= Watteau v Fenwick =

1893 English legal case

Watteau v Fenwick [1893] 1 QB 346 is an 1893 English case decided by the Queen's Bench. The case addresses the liability of an undisclosed principal.

The plaintiff, Watteau, supplied cigars to a beer house named the "Victoria," which was located at Middlesbrough. The establishment was operated by a man named Humble. Prior to 1888, he had operated the business on his own account, but in that year, he had assigned his interest to the defendants, Messrs. Fenwick and Company. However, Humble remained the manager and continued to operate the business as before. The sign bore his name, and the license was held in his name.
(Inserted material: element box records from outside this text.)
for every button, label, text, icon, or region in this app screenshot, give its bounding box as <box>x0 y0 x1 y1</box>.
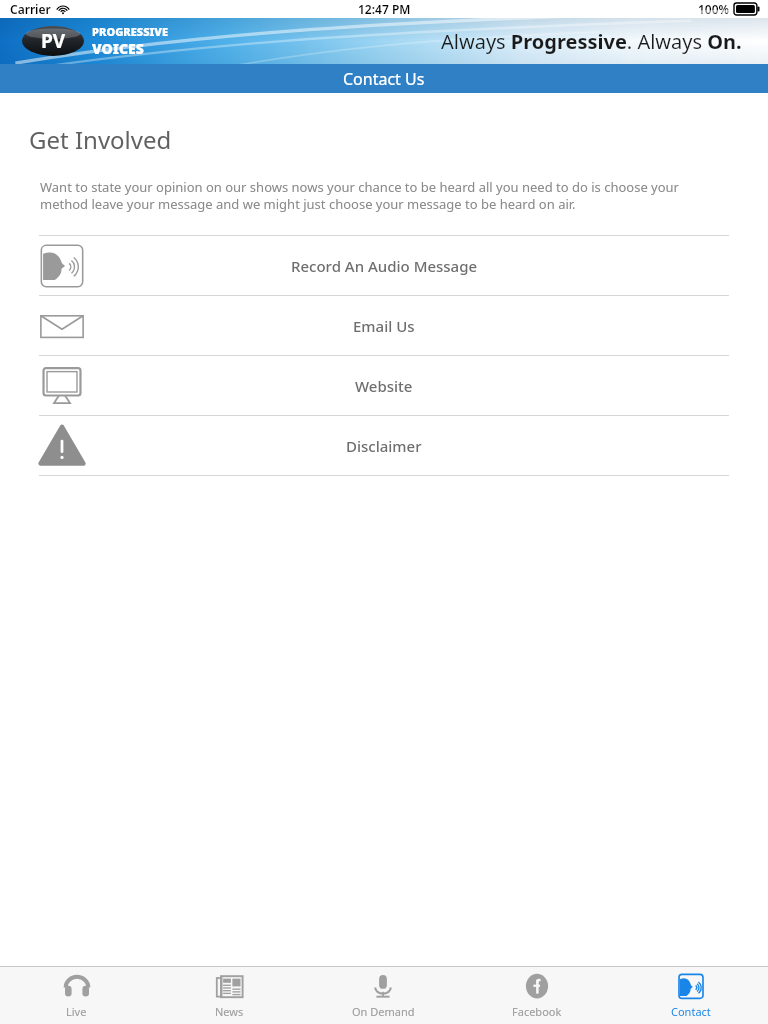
staticText: Facebook <box>512 1004 562 1019</box>
staticText: Contact Us <box>343 68 425 90</box>
staticText: News <box>215 1004 244 1019</box>
staticText: Always Progressive. Always On. <box>441 28 742 55</box>
button[interactable]: On Demand <box>306 967 460 1024</box>
button[interactable]: Facebook <box>460 967 614 1024</box>
button[interactable]: News <box>153 967 306 1024</box>
staticText: 100% <box>698 1 730 17</box>
staticText: Get Involved <box>29 123 172 156</box>
staticText: Want to state your opinion on our shows … <box>40 178 728 213</box>
staticText: Email Us <box>353 316 415 336</box>
staticText: On Demand <box>352 1004 415 1019</box>
button[interactable]: Email Us <box>0 296 768 355</box>
button[interactable]: Disclaimer <box>0 416 768 475</box>
staticText: 12:47 PM <box>358 1 411 17</box>
staticText: Carrier <box>10 1 51 17</box>
staticText: Record An Audio Message <box>291 256 478 276</box>
button[interactable]: Live <box>0 967 153 1024</box>
staticText: Website <box>355 376 413 396</box>
button[interactable]: Contact <box>614 967 768 1024</box>
button[interactable]: Record An Audio Message <box>0 236 768 295</box>
button[interactable]: Website <box>0 356 768 415</box>
staticText: Disclaimer <box>346 436 422 456</box>
staticText: PROGRESSIVE <box>92 24 168 39</box>
staticText: Contact <box>671 1004 711 1019</box>
staticText: VOICES <box>92 39 144 58</box>
staticText: Live <box>66 1004 87 1019</box>
staticText: PV <box>41 28 66 54</box>
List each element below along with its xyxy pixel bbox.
The plaintiff supplied cigars and Bovril to Humble. He was at all times unaware of Fenwick's involvement. Indeed, Fenwick had never given Humble any authority to act on their behalf.
But when Watteau was not paid the 25 pounds owed him, he eventually sued Fenwick.

The County Court held that the defendants had held Humble out to the world as having general authority, and that they were therefore liable for the claim because of the implied authority thereby granted.

Dissatisfied with this outcome, the defendants then brought an appeal to the Queen's Bench. That court, Lord Coleridge, Chief Justice, dismissed the appeal. The Court held that once it is established that the defendant was the principal, then the ordinary rules of principal and agent apply, notwithstanding the fact that the relationship was unknown to the plaintiff. The principal is liable for acts of the agent, as long as those are those usually confided to an agent of that character. This is true even though the agent was acting outside the scope of his actual authority.

The Court likened the case to that of a "dormant partner", in which case the partner would be liable for acts within the ordinary authority of the other partner.